I built a tiny runtime for resumable agent workers

Mariusz Czajkowski — Tue, 26 May 2026 12:48:58 +0000

A while ago I needed a resumable agent runtime.

I did not want something as large as Temporal, and I did not want another agent framework like LangChain. I wanted something small enough to understand, but solid enough to adapt across the different verticals I was building.

It started with a few bare-bones questions.

The moment an agent leaves a notebook, script, or chat session, the hard problems change:

What work exists?
Which worker owns it right now?
What was the last durable step?
Can another worker resume after a crash?
Which resources are locked?
What did the agent produce?
Can operators inspect what happened?

The effect of it is Roost as a small runtime layer for that problem.

GitHub: https://github.com/mczaykowski/Roost

The basic idea

Roost treats an agent as a durable step machine.

An engine implements two methods:

class Engine:
    engine_id: str

    async def init_snapshot(self, item: WorkItem) -> Snapshot: ...
    async def step(self, snapshot: Snapshot, item: WorkItem) -> Snapshot: ...

The engine owns the domain-specific transition.

Roost owns the operational substrate:

Queue
  -> acquire lease
  -> load latest Snapshot
  -> Engine.step(snapshot, item)
  -> compare-and-swap save Snapshot
  -> re-enqueue or mark done

That gives you:

durable snapshots
per-work leases
at-least-once execution
retry-safe progress
delayed continuation
resource claims
event history
content-addressed artifacts
failed-work inspection

It is intentionally small. It is not trying to be a prompt framework, model router, workflow DSL, or hosted agent platform.

Roost does not help an agent think.

Roost helps an agent keep going.

Why I built it

A lot of agent tooling focuses on the thinking loop: prompts, tools, retrieval, planning, memory, model routing.

That is useful, but once agents run as workers for minutes, hours, or days, the bottleneck becomes more boring and more operational.

For example:

a worker dies halfway through a task
the same job is delivered twice
a long-running task needs to wait before its next step
two workers should not touch the same resource at the same time
an operator needs to know what happened
the output needs to be inspectable later

You can solve this with a workflow engine, a custom queue, a database table, or a pile of scripts.

Roost is my attempt at a small, agent-shaped version of that layer.

A simple demo: crash-safe URL watchlist

The demo engine is a URL watchlist worker.

It fetches a URL over multiple steps, saves each observation into a snapshot, waits between checks, and writes a final JSON artifact.

You can kill the worker halfway through, restart it, and Roost resumes from the latest saved snapshot.

uv sync --extra redis --extra dev
docker run --rm -p 6379:6379 redis:7

In one terminal:

uv run roost worker --engines watchlist

In another:

WORK_ID=$(uv run roost enqueue \
  --engine watchlist \
  --resource domain:example.com \
  --payload '{"url":"https://example.com","claim":"Example Domain is reachable","checks_required":3,"delay_seconds":5}')

uv run roost status "$WORK_ID"

Then kill the worker with Ctrl-C, start it again, and inspect the same work item.

uv run roost worker --engines watchlist
uv run roost status "$WORK_ID"

There is also a local end-to-end script:

scripts/e2e_watchlist.sh

No LLM key is required.
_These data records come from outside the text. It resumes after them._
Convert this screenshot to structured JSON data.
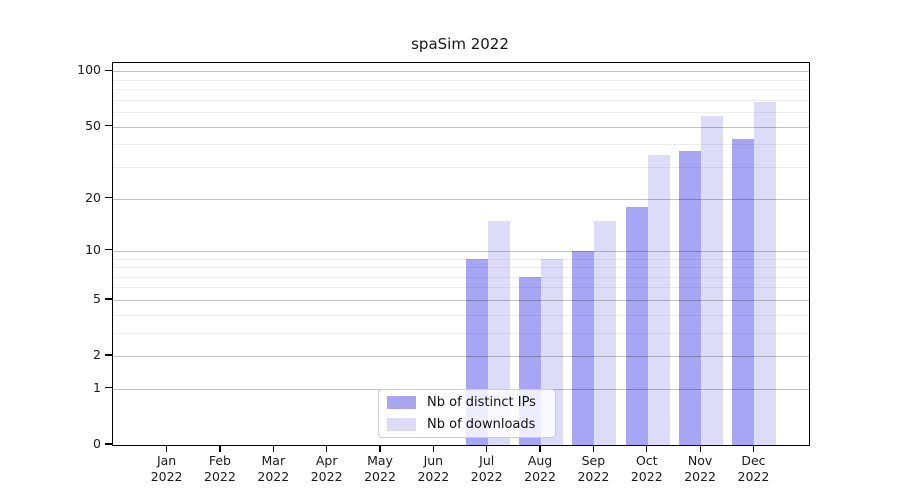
{
  "chart_data": {
    "type": "bar",
    "title": "spaSim 2022",
    "categories": [
      "Jan",
      "Feb",
      "Mar",
      "Apr",
      "May",
      "Jun",
      "Jul",
      "Aug",
      "Sep",
      "Oct",
      "Nov",
      "Dec"
    ],
    "category_year": "2022",
    "series": [
      {
        "name": "Nb of distinct IPs",
        "color": "#a6a6f4",
        "values": [
          0,
          0,
          0,
          0,
          0,
          0,
          9,
          7,
          10,
          18,
          37,
          43
        ]
      },
      {
        "name": "Nb of downloads",
        "color": "#dcdcf9",
        "values": [
          0,
          0,
          0,
          0,
          0,
          0,
          15,
          9,
          15,
          35,
          57,
          68
        ]
      }
    ],
    "yscale": "log1p",
    "ylim": [
      0,
      110
    ],
    "yticks": [
      0,
      1,
      2,
      5,
      10,
      20,
      50,
      100
    ],
    "minor_gridlines": [
      3,
      4,
      6,
      7,
      8,
      9,
      30,
      40,
      60,
      70,
      80,
      90
    ],
    "grid": true,
    "legend_position": "bottom-center"
  }
}
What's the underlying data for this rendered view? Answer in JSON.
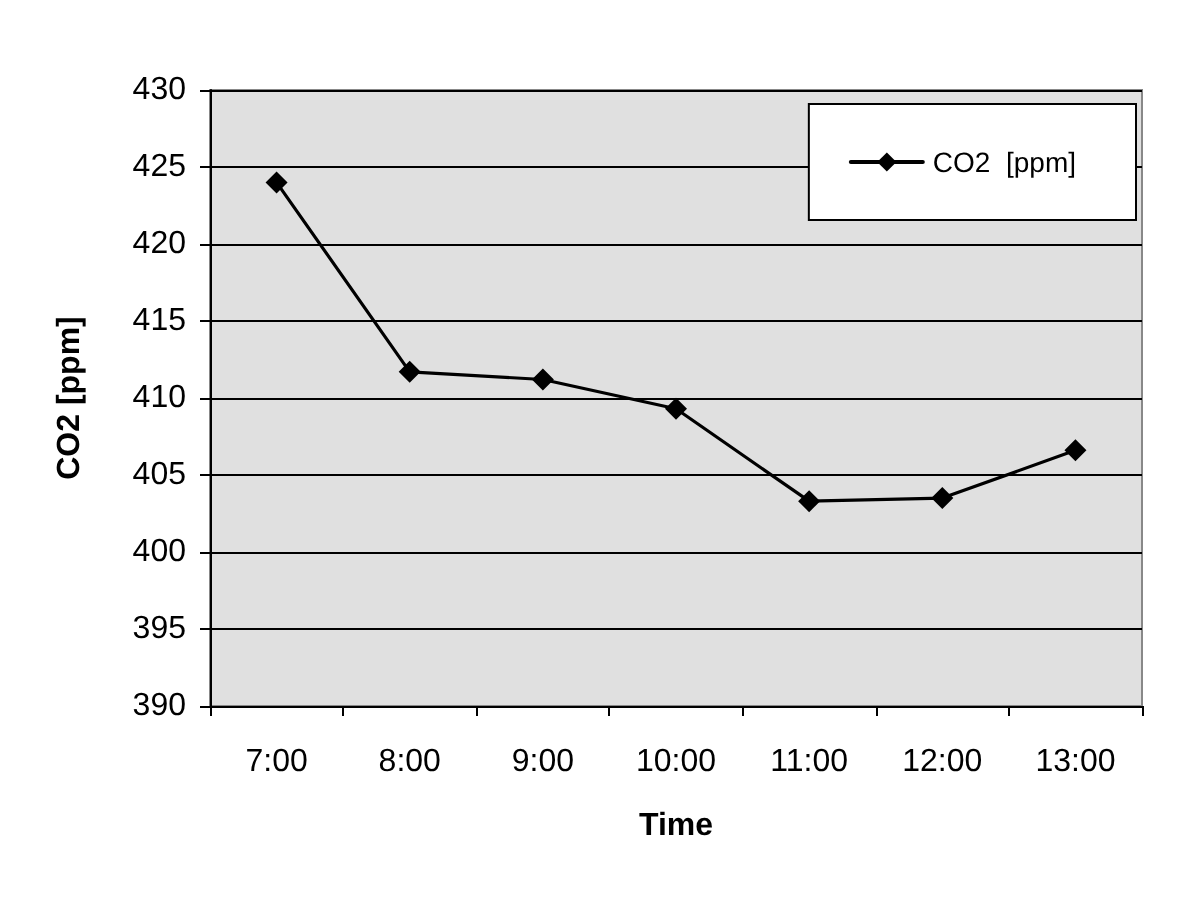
{
  "chart_data": {
    "type": "line",
    "xlabel": "Time",
    "ylabel": "CO2 [ppm]",
    "categories": [
      "7:00",
      "8:00",
      "9:00",
      "10:00",
      "11:00",
      "12:00",
      "13:00"
    ],
    "series": [
      {
        "name": "CO2  [ppm]",
        "color": "#000000",
        "values": [
          424,
          411.7,
          411.2,
          409.3,
          403.3,
          403.5,
          406.6
        ]
      }
    ],
    "ylim": [
      390,
      430
    ],
    "yticks": [
      390,
      395,
      400,
      405,
      410,
      415,
      420,
      425,
      430
    ],
    "grid": "y",
    "legend": "top right",
    "marker": "diamond",
    "line_style": "solid"
  }
}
The demo is about runtime behavior, not model behavior.

Local console

Roost includes a small local console:

uv run roost ui

It shows live work, saved state, events, failed work, and artifacts.

The detail view lets you inspect payloads, snapshots, and outputs:

Where this fits

Roost is not a replacement for LangChain, LlamaIndex, CrewAI, AutoGen, Temporal, Celery, or your own agent loop.

It sits at a different layer.

LangChain helps decide what an agent should do.
Temporal helps coordinate workflows.
Celery runs jobs.
Roost keeps long-running agent workers alive, inspectable, and resumable.

The current backend is Redis + SAQ. Execution is at-least-once, so engines need to make step() retry-safe from the same snapshot.

That tradeoff is intentional. I would rather expose the semantics clearly than pretend exactly-once execution exists.

What I’m looking for feedback on

I’m especially interested in feedback on the abstraction boundary.

Is this useful as a small runtime under agent loops?

Would you rather reach for Temporal, Celery, or a custom queue?

Does the init_snapshot() / step() model feel too small, or exactly small enough?